Według Pawła Zerki nie są to spory polityczne, ale widoczna część"wojny kulturowej".
"Nie sądzę, aby ktokolwiek kwestionował fakt, że ta administracja próbuje ingerować w politykę wewnętrzną państw członkowskich UE i że gdyby Donald Trump odniósł sukces na tym froncie, pozwoliłoby to ideologicznemu centrum europejskiej polityki przesunąć się na prawo i w kierunku kwestii, które Donald Trump uważa za kluczowe dla dzisiejszych demokracji" - zapewnia analityk.
Jako punkt odniesienia Paweł Zerka przytacza przemówienie wiceprezydenta USA wygłoszone w tym roku na Monachijskiej Konferencji Bezpieczeństwa. Uwagi J.D. Vance'a nadały ton ideologicznej konfrontacji, którą Waszyngton zamierza prowadzić. Odniósł się do spadku wolności słowa na kontynencie europejskim i rosnącej przepaści między wartościami po obu stronach Atlantyku.
Według raportu Europejskiej Rady Stosunków Zagranicznych istnieje jednak inny poziom tej politycznej opozycji, mniej widoczna konfrontacja - "upokorzenie Europy".
"Myślę, że to oczywiście europejscy przywódcy, rządy i instytucje pozostawiły wiele miejsca na upokorzenie" - wyjaśnia Paweł Zerka. "Niezależnie od tego, czy chodzi o cła, wojnę celną ze Stanami Zjednoczonymi, szczyt NATO i kwestię zwiększenia wydatków na obronę, czy też sposób, w jaki europejscy przywódcy są traktowani w negocjacjach pokojowych w sprawie Ukrainy, gdzie praktycznie muszą pukać do drzwi, aby ich wysłuchano, w przeciwnym razie nie są dopuszczani do rozmów" - dodaje.

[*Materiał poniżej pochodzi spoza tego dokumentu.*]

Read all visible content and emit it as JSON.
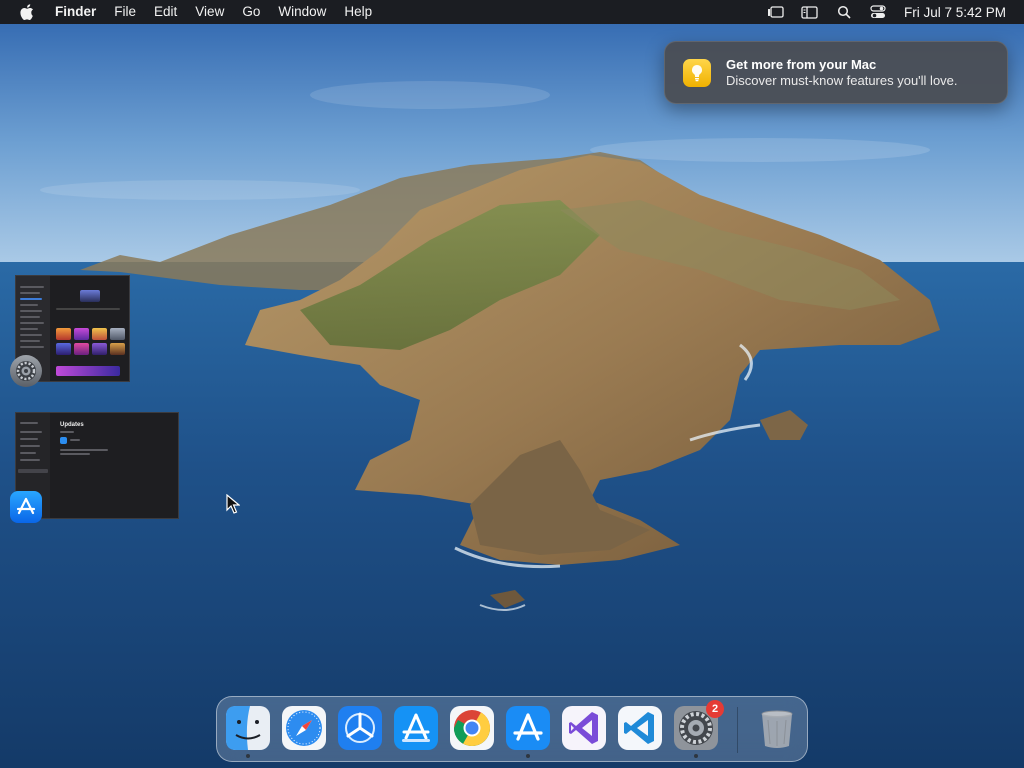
{
  "menubar": {
    "app_name": "Finder",
    "menus": [
      "File",
      "Edit",
      "View",
      "Go",
      "Window",
      "Help"
    ],
    "clock": "Fri Jul 7  5:42 PM",
    "status_icons": [
      "stage-manager-icon",
      "sidebar-display-icon",
      "spotlight-search-icon",
      "control-center-icon"
    ]
  },
  "notification": {
    "title": "Get more from your Mac",
    "body": "Discover must-know features you'll love.",
    "icon": "tips-lightbulb-icon"
  },
  "minimized_windows": [
    {
      "app": "System Settings",
      "icon": "system-settings-gear-icon"
    },
    {
      "app": "App Store",
      "icon": "app-store-icon",
      "thumbnail_title": "Updates"
    }
  ],
  "dock": {
    "apps": [
      {
        "name": "Finder",
        "icon": "finder-icon",
        "running": true
      },
      {
        "name": "Safari",
        "icon": "safari-icon",
        "running": false
      },
      {
        "name": "TestFlight",
        "icon": "testflight-icon",
        "running": false
      },
      {
        "name": "Xcode Instruments",
        "icon": "app-store-blue-icon",
        "running": false
      },
      {
        "name": "Google Chrome",
        "icon": "chrome-icon",
        "running": false
      },
      {
        "name": "App Store",
        "icon": "app-store-icon",
        "running": true
      },
      {
        "name": "Visual Studio",
        "icon": "visual-studio-icon",
        "running": false
      },
      {
        "name": "Visual Studio Code",
        "icon": "vscode-icon",
        "running": false
      },
      {
        "name": "System Settings",
        "icon": "system-settings-icon",
        "running": true,
        "badge": "2"
      }
    ],
    "trash": {
      "name": "Trash",
      "icon": "trash-icon"
    }
  },
  "colors": {
    "menubar_bg": "#1b1d22",
    "badge_red": "#e53b35",
    "sky_top": "#2f6bb8",
    "sea": "#1f4f86"
  }
}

Te napięcia, sprowokowane przez Biały Dom, zmuszają przywódców Unii do reagowania, a nie narzucania własnej agendy, jak sugeruje dokument.
Nastroje na korzyść UE
Analiza podkreśla jednak, że nastroje w Europie pozostają silne pomimo politycznych ciosów zadanych przez Waszyngton. Według najnowszych danych opublikowanych przez Eurostat, 52 procent obywateli ma zaufanie do wspólnego projektu, co jest najwyższym poziomem od 2007 roku.
Dla Pawła Zerki istnieją zatem siły, na których UE może się oprzeć, zwłaszcza że oczekiwania Europejczyków również ewoluowały.
"W wielu miejscach, w których ludzie postrzegali UE głównie jako podmiot gospodarczy, blok handlowy, rynek, zaczęli zdawać sobie sprawę, że Europa odgrywa ważną rolę pod względem geopolityki, relacji z innymi światowymi potęgami, ale także pod względem obrony wartości demokratycznych, które są zagrożone zarówno na zewnątrz, jak i wewnątrz Europy" - podkreśla.
Autor raportu wzywa europejskich przywódców do wyjścia ze swojej strefy komfortu i budowania krok po kroku strategicznej autonomii w zakresie polityki obronnej, technologicznej i energetycznej oraz do ukończenia budowy jednolitego rynku.
Analiza podkreśla jednak, że UE nie jest zjednoczonym blokiem. Prezydent USA ma polityczne powiązania w Europie poprzez przywódców Węgier, Włoch i Słowacji.